Tobio riss entsetzt die Augen auf. Auf dem Boden vor dem Bett kniete Tetsurou mit gefesselten Händen. Hinter ihm stand sein Vater, Masato, und hielt ihn fest an den Haaren gepackt.

„Hallo, Sohn", sagte Masato mit einem fiesen Grinsen im Gesicht, ehe er das Messer hinter seinem Rücken hervorholte und Tetsurou damit die Kehle aufschlitzte.

„NEEEEEEEEEEEEEEEEIN!", schrie Tobio, sich ruckartig aufsetzend. Mit schreckgeweiteten Augen sah er um sich, aber er konnte weder Tetsurou noch seine Eltern finden. Und er war im falschen Zimmer. Die Erkenntnis, dass er nur einen schlechten Traum gehabt hatte, sickerte allmählich in sein Bewusstsein. Leider half dies kein bisschen, um seinen rasenden Puls zu beruhigen oder die überwältigende Übelkeit zu vertreiben, die seinen Körper bis in die Finger- und Zehenspitzen hinein durchschüttelten. Aber immerhin klärte sich sein Sichtfeld und so erkannte er Koutarou, der vor ihm hockte und ihn besorgt musterte.

„—io?"

„Tobio, hörst du mich?", fragte Bokuto.

„K-Koutarou...", stammelte Tobio heiser.

„Ja, ja, genau. Alles in Ordnung?" Bokuto legte eine Hand an die Wange des jungen Setters – sie glühte förmlich.

„E-Es war nur ein schlechter Traum..."

‚Nur', echote Bokuto im Geiste bitter. Noch immer konnte er die Angst in den blauen Augen des Jungen flackern sehen. Er erhob sich und setzte sich auf die Bettkante. „Darf ich dich umarmen?"

Tobio nickte schwach. Nur einen Wimpernschlag später fand er sich in die Arme des muskulösen Grauhaarigen gehüllt wieder. Sein Herz bäumte sich auf: Es waren nicht Tetsurous Arme, die ihn hielten. Sein angeschlagener Geist hieß die Berührung jedoch herzlich willkommen. Er schob seinen Widerstand beiseite und drückte sich an Koutarous breite Brust.

„So ist es gut", schnurrte Bokuto. Er verstärkte seinen Griff um den Jungen und begann beruhigend, dessen Rücken zu streicheln. Dabei fing er Keijis Blick ein, der ihm bekräftigend zunickte.

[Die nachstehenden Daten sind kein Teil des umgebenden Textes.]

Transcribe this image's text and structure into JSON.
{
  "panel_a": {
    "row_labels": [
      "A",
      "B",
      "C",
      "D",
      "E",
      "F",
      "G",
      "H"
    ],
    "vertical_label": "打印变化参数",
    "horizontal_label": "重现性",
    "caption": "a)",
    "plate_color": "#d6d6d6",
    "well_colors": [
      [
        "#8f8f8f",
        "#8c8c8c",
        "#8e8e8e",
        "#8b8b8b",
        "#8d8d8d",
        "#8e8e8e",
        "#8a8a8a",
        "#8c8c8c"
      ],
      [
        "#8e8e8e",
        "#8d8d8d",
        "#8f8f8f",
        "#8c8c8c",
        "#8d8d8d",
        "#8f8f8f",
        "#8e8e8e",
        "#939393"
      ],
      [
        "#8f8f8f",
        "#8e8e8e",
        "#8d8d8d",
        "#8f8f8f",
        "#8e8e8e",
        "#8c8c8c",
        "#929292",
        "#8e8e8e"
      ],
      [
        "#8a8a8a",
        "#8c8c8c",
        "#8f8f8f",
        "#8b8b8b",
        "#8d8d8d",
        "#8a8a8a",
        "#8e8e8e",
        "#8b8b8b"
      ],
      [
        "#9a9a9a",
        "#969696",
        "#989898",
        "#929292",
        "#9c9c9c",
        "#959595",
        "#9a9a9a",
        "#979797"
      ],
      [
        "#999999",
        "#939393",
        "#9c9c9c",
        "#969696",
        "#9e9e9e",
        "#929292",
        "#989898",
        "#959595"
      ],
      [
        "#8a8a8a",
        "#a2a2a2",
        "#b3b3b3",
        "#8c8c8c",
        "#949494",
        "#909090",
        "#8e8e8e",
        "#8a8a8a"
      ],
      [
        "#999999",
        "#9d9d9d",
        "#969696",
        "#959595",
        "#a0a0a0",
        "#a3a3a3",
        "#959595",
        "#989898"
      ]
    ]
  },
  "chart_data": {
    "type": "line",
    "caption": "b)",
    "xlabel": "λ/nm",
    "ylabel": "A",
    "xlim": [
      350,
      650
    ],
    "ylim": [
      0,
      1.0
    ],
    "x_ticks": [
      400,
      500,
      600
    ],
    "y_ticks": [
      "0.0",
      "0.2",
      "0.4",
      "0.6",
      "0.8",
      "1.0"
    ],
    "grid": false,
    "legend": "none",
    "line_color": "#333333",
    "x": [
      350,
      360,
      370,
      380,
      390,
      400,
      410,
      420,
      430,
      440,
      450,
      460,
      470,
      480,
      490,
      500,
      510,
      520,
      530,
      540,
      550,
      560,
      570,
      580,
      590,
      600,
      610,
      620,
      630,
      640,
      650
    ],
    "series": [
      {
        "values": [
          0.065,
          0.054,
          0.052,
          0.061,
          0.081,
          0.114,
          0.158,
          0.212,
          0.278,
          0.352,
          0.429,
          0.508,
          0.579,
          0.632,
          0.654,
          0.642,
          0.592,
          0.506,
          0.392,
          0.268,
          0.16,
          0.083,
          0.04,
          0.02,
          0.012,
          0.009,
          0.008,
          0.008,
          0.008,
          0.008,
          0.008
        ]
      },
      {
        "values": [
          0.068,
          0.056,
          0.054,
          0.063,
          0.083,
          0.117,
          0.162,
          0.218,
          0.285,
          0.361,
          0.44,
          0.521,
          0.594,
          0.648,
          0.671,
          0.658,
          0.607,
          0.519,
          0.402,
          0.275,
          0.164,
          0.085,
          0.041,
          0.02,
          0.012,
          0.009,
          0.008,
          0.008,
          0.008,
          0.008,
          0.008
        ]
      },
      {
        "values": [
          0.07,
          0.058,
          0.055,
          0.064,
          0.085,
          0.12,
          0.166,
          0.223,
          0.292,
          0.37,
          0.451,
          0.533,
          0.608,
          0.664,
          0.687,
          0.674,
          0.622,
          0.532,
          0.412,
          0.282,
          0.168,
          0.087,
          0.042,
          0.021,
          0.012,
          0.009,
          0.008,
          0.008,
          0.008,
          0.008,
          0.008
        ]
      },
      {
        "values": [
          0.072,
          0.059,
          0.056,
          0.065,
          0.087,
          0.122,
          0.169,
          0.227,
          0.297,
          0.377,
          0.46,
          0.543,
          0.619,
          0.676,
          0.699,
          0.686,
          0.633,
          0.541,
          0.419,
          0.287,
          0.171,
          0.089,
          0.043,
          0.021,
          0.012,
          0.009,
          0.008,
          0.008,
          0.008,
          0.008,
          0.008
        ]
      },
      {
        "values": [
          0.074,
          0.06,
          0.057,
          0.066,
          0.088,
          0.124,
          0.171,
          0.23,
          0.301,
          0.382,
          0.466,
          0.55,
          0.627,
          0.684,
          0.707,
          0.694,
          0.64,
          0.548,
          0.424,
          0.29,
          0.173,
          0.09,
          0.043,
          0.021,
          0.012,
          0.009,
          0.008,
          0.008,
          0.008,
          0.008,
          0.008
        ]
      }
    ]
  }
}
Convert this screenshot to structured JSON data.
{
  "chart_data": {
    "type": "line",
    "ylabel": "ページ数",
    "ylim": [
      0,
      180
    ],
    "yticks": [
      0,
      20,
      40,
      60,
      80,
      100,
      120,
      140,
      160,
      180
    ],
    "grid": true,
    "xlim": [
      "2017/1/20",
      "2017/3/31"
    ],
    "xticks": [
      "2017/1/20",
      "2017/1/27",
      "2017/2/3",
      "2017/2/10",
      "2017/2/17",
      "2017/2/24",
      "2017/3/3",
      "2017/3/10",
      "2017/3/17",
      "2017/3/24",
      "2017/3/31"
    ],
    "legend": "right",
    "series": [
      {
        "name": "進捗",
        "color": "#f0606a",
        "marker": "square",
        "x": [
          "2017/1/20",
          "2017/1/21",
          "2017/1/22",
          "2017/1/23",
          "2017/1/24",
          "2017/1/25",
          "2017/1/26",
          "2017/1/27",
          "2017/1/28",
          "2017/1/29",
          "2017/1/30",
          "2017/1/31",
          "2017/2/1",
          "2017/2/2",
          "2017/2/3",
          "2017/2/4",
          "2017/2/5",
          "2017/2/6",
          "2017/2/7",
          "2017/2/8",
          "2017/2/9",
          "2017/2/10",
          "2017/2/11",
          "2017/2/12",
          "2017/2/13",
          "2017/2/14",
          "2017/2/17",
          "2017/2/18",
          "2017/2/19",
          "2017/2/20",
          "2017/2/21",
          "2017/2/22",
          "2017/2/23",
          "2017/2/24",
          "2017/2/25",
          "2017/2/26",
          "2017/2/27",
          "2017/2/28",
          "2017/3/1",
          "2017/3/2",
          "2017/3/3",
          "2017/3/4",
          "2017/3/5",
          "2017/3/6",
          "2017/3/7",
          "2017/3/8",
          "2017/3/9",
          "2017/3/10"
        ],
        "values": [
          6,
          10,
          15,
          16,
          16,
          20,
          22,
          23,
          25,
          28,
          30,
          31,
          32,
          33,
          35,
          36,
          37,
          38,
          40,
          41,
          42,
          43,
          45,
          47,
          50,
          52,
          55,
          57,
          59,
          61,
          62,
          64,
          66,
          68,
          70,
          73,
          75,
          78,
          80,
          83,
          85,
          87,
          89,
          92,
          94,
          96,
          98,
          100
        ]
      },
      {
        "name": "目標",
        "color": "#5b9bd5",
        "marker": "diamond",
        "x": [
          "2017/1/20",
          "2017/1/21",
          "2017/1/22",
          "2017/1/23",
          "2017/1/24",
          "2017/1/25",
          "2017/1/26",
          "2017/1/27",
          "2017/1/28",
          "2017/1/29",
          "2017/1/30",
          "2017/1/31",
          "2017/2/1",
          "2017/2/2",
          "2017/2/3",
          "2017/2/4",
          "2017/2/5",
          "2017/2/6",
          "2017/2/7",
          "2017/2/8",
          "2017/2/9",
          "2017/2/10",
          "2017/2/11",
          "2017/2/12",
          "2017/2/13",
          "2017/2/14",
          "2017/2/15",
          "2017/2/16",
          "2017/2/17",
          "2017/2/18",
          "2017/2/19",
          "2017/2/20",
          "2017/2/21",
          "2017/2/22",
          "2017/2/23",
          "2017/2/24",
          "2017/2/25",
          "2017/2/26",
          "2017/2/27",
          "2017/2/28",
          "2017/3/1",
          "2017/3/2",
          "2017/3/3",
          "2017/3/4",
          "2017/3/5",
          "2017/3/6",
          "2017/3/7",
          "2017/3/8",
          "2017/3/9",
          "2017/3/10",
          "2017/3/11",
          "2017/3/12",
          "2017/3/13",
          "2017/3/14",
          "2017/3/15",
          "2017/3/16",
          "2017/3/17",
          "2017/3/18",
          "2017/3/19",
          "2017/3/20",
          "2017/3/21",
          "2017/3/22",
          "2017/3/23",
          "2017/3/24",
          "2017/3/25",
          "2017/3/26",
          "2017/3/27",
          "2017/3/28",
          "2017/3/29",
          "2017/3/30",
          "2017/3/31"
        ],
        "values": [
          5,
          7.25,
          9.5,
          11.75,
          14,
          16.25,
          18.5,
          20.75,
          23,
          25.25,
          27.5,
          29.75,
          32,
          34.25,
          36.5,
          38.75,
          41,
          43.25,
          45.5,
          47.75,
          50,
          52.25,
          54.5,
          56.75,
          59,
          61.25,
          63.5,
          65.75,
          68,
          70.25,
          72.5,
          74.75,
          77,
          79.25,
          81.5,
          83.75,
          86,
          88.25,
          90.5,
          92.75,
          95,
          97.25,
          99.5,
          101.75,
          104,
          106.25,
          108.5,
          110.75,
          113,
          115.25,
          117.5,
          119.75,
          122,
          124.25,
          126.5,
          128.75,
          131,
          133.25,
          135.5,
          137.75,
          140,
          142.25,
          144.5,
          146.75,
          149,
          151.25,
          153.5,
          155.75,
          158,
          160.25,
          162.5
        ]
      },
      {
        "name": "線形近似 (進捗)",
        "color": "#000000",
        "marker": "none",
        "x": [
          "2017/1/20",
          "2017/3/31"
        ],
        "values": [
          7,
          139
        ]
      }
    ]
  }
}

Die Bilder des Alptraums bohrten sich wie Säure in Tobios Gedächtnis. Wieder und wieder blitzen sie vor seinem inneren Auge auf und mit jedem Mal wurden sie noch grausamer. Tränen bahnten sich ihren Weg an die Oberfläche und brachen ungehindert aus ihm heraus. Leise schluchzend vergrub er sein Gesicht tief in Kous Umarmung.

„Sch, sch, alles ist gut", sagte Bokuto, während er Tobio liebevoll den Kopf zu kraulen begann. Es musste ein grauenhafter Traum gewesen sein, wenn der Junge so fürchterlich deswegen weinen musste.

Es dauerte lange, bis Tobios Klagelaute leiser wurden und das Zittern nachließ. Bokuto wagte einen Versuch, um den Jungen ein bisschen aufzumuntern. „Wollen wir vielleicht zu dritt duschen gehen? Keiji und ich könnten dich ordentlich einschäumen und alle negativen Gedanken wegrubbeln."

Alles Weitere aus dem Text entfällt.